Amazon have just launched a product, sadly not currently available in my ZIP.

#18

We are newly using Resortlock-- Pros: Doesn’t require a smartphone or wifi. Automatically emails a unique code to each new airbnb booking, using a template you provide. Cons: contrary to mention above, there is a 10/month fee. Also, one of our first two deliveries was defective and had to be replaced. Customer service is only available 9-5 M-F. Installing locksmith was unimpressed with quality.

#19

I purchased a Lockstate 5i and had it installed at my house. I have been able to remotely generate a code for service workers to come in and then turned off access after they left. I just listed my property on Airbnb and haven’t had my first guest yet, but I’m hoping the integration works well.

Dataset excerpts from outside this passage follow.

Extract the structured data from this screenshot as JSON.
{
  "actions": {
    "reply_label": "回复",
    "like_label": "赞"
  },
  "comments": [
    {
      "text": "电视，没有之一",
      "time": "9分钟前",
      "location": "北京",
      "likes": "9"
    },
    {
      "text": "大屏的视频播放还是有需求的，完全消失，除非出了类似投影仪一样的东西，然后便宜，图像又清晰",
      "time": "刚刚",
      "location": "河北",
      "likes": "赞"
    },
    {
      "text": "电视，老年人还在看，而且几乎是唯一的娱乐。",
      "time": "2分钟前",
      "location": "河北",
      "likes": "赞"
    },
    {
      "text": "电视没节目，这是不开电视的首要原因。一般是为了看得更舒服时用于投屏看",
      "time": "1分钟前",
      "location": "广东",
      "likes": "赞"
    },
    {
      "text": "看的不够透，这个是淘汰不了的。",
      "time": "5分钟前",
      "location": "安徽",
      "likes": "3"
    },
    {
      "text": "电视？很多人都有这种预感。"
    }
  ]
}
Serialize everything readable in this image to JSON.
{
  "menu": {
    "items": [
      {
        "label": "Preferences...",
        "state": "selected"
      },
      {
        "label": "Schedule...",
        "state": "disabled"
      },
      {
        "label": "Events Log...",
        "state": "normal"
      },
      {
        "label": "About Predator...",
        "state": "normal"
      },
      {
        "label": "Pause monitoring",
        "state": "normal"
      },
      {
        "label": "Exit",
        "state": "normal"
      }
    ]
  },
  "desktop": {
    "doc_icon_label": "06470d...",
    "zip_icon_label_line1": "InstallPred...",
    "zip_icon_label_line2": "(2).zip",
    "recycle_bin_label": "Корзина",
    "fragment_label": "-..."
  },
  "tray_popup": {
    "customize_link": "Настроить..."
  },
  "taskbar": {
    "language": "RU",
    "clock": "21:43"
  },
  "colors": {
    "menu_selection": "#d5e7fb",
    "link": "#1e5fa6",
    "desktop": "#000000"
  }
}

I have noticed some people, including myself, have had to try the unlock procedure twice before the door actually unlocked.

It requires wifi.

Overall, I’m happy with the product so far.

#20

I will recommend you to go with August 2nd gen smart lock, A distinct feature of the product is its ability to send warning messages to the users via an app when the battery of the smart lock decreases below a dangerous level. I find this service to be the best characteristic of this lock since it ensures that you are never caught off-guard.

Since the lock can be installed on the interior side of the door and still be opened from the external side, this product proves to be very difficult to be tampered with. Therefore, unless you want a person to enter your house, I highly doubt they can.